Em 1743, ficou pronta a Casa dos Governadores, com dois andares, para servir ao titular da Capitania; o futuro Paço Imperial já nasceu como toques de realeza: o projeto do engenheiro militar José Fernandes Pinto Alpoim foi inspirado no Paço da Ribeira, residência dos monarcas portugueses em Lisboa. Àquela altura, Gomes Freire já tinha sido também encarregado pela coroa portuguesa de administrar provisoriamente a capitania de Minas Gerais; depois ganhou poderes ainda sobre São Paulo, Goiás e Mato Grosso. Participou da demarcação das novas fronteiras no sul do Brasil, onde comandou, posteriormente, as tropas de Portugal que, ao lado das espanholas, lutaram contra indígenas guaranis na região dos Sete Povos das Missões.
No Rio de Janeiro, durante a administração de Gomes Freire, foi ampliado e reconstruído o Aqueduto da Carioca – ganhando a forma do hoje internacionalmente conhecidos Arcos da Lapa, outro projeto do engenheiro Alboim, responsável também pelo chafariz na praça onde estava a Casa dos Governadores e o Convento do Carmo. Na mesma época, foi erguido, com apoio do governador, o Convento das Carmelitas, hoje Convento de Santa Teresa, onde estão sepultados seus restos mortais.
Gomes Freire também teve apoio do Rei de Portugal, dom José I, e do seu poderoso ministro, o Marquês de Pombal, para reforçar as defesas da cidade, sempre ressaltando o protagonismo do Rio de Janeiro para o desenvolvimento da colônia. O prestígio do governador junto à Corte lhe valeu o título de Conde de Bobadela, concedido em 1758. Esse prestígio, certamente, não era pela sua administração no Rio, mas pela atuação em defesa dos interesses portugueses: foi implacável na cobrança de impostos sobre o ouro em Minas, perseguiu os jesuítas conforme a orientação de Pombal e a história registra o massacre dos indígenas dos Sete Povos das Missões.

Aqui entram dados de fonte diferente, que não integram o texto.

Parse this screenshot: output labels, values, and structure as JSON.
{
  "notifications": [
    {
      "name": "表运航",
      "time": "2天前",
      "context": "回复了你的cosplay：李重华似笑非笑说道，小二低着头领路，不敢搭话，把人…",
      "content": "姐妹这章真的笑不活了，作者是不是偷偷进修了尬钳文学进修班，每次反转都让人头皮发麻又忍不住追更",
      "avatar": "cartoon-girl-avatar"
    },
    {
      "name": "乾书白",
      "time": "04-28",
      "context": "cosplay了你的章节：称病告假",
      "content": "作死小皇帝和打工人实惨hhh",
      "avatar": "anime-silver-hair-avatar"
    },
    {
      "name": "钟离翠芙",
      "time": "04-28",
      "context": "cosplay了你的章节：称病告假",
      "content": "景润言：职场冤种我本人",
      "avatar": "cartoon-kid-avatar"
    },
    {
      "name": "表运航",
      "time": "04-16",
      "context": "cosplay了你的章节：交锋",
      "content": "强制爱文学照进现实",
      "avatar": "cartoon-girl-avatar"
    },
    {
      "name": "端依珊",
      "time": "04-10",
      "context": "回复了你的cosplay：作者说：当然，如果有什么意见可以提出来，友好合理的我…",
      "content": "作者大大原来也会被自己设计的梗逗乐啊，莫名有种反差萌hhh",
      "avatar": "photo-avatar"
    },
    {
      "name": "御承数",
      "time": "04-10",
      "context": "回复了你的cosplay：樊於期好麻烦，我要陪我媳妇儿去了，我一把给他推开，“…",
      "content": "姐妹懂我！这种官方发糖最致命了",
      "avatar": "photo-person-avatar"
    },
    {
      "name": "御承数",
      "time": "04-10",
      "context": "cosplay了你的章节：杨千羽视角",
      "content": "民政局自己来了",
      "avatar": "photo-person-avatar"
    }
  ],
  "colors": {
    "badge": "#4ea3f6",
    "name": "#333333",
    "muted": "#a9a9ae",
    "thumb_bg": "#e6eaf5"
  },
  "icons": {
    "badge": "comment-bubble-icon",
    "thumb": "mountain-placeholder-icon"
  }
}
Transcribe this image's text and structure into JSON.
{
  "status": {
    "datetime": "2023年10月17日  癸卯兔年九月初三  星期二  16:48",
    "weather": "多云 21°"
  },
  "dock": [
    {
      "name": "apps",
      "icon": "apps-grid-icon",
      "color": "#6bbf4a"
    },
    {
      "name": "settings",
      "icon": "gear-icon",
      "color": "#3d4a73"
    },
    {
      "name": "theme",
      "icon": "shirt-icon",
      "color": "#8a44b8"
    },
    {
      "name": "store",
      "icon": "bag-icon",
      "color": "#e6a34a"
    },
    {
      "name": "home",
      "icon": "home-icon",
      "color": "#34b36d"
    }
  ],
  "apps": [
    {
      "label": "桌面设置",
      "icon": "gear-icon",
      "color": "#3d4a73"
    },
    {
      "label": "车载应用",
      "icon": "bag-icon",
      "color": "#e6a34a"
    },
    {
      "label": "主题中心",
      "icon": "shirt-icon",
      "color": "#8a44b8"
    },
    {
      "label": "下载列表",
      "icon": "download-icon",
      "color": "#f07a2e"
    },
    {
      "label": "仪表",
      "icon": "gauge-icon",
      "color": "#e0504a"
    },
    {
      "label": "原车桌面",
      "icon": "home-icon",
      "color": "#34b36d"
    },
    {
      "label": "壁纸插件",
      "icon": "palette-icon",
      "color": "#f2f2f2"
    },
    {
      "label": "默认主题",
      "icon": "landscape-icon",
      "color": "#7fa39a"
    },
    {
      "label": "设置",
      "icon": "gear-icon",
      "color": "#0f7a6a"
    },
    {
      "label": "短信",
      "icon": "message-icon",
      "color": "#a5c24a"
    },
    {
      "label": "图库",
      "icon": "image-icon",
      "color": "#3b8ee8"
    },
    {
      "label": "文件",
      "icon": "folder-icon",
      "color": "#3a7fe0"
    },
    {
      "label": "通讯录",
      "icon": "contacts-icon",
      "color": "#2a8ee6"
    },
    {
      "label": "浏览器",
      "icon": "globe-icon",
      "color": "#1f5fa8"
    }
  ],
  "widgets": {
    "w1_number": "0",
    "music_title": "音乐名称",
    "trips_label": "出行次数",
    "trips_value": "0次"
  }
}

No começo de 1761, ele recebeu uma carta régia, ordenando que fosse para a Bahia assumir o lugar do vice-rei (desde 1720, os governadores gerais da colônia passaram a ter essa denominação), que havia falecido. Gomes Freire recusou: em sua carta de resposta, registrada nos arquivos portugueses, disse que o Rio de Janeiro era importante demais para ficar “sem cabeça”, que seu porto era o “Empório do Brasil” por ter “as circunstâncias de uma posição e defesa fortíssima e de uma barra incomparável; as principais forças militares que há no Brasil nele se acham; aqui entram, saem, e se manejam milhões…”

O general, governador e também conde defendeu com veemência sua permanência na cidade. “As maiores causas, ou demandas do Brasil são sem dúvida as minerais”, escreveu para lembrar a importância estratégica do porto. “Esta importante dependência, unida às já referidas…, mostra que este Governo é a mais importante joia deste grande Tesouro. Aqui correm e correrão adiante os mais importantes negócios, tanto da Coroa, como dos Vassalos”.
Gomes Freire ficou – assumiu uma junta governativa à espera de um novo vice-rei. E morreu no Rio, ainda governador, no primeiro dia de 1763, ano em que a capital da colônia (e seus vice-reis) seria transferida para a cidade. Não registros históricos das razões para a decisão de Portugal de transferir a capital de sua principal colônia de Salvador para o Rio de Janeiro, mas podemos imaginar que os argumentos do Conde de Bobadela pesaram.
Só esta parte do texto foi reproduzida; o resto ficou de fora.